4. En deuxième lieu, ainsi que le souligne en défense l'OPH, dans son avis du 24 mai 2018 le comité médical départemental ne s'est pas prononcé sur l'affectation de Mme A... sur un poste de chargée de clientèle à Argentan mais sur son aptitude à exercer de telles fonctions compte tenu de ses restrictions médicales. Par suite, la requérante n'est pas fondée à soutenir qu'en prenant la décision contestée l'affectant à l'agence d'Argentan, le directeur de l'OPH se serait estimé lié par l'avis rendu par ce comité et aurait méconnu l'étendu de sa compétence. Ce moyen ne peut dès lors qu'être écarté.

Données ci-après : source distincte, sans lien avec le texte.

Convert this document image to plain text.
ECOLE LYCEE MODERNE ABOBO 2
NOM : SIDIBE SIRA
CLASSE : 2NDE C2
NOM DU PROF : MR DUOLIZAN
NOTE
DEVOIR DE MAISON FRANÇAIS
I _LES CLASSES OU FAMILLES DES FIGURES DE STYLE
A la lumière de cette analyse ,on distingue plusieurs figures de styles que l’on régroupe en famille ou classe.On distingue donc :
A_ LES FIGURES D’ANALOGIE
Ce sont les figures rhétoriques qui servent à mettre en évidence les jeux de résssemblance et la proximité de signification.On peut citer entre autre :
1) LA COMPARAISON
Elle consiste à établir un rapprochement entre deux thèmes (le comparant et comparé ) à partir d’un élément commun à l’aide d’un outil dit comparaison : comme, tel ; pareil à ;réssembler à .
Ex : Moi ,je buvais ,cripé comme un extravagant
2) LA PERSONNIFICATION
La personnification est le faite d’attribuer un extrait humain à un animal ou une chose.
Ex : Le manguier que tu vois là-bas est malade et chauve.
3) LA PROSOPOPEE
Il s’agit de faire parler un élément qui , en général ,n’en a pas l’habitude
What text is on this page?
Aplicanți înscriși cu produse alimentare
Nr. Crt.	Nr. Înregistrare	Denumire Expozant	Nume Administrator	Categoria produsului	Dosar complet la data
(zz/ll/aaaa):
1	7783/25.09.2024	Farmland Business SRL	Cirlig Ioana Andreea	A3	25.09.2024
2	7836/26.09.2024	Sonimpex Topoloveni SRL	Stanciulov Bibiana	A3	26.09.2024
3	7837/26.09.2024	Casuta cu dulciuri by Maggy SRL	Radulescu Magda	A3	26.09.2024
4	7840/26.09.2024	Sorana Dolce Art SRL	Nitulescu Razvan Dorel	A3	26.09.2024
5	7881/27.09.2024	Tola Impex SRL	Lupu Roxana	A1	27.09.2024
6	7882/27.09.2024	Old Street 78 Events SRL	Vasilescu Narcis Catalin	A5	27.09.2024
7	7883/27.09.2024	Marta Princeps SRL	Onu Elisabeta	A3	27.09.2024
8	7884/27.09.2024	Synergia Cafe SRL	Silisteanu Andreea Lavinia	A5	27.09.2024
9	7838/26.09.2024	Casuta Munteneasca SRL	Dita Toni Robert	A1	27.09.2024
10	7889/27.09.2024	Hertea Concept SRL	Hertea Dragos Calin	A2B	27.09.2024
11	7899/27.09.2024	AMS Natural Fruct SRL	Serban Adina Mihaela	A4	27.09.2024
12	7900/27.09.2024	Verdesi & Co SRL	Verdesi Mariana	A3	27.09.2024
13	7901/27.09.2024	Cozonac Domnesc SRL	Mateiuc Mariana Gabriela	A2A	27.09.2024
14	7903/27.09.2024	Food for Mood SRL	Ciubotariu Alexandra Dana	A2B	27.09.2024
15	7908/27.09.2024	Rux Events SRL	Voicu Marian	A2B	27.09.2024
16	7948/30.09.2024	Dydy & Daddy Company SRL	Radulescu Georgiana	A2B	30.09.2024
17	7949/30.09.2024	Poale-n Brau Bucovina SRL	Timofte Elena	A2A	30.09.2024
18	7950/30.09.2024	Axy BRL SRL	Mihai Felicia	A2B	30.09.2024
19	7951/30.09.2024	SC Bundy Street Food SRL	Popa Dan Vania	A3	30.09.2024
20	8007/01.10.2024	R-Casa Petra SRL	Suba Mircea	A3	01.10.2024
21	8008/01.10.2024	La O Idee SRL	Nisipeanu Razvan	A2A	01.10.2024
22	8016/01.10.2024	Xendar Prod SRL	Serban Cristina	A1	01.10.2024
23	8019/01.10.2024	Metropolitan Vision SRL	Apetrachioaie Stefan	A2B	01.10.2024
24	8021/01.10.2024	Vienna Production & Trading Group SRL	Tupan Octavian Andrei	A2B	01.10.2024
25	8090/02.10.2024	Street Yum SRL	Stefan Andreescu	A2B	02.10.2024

5. En troisième lieu, aux termes de l'article 1er du décret du 30 décembre 1985 relatif au reclassement des fonctionnaires territoriaux reconnus inaptes à l'exercice de leurs fonctions, dans sa rédaction en vigueur à la date de la décision contestée : " Lorsque l'état de santé d'un fonctionnaire territorial ne lui permet plus d'exercer normalement ses fonctions et que les nécessités du service ne permettent pas d'aménager ses conditions de travail, le fonctionnaire peut être affecté dans un autre emploi de son grade après avis de la commission administrative paritaire (...)".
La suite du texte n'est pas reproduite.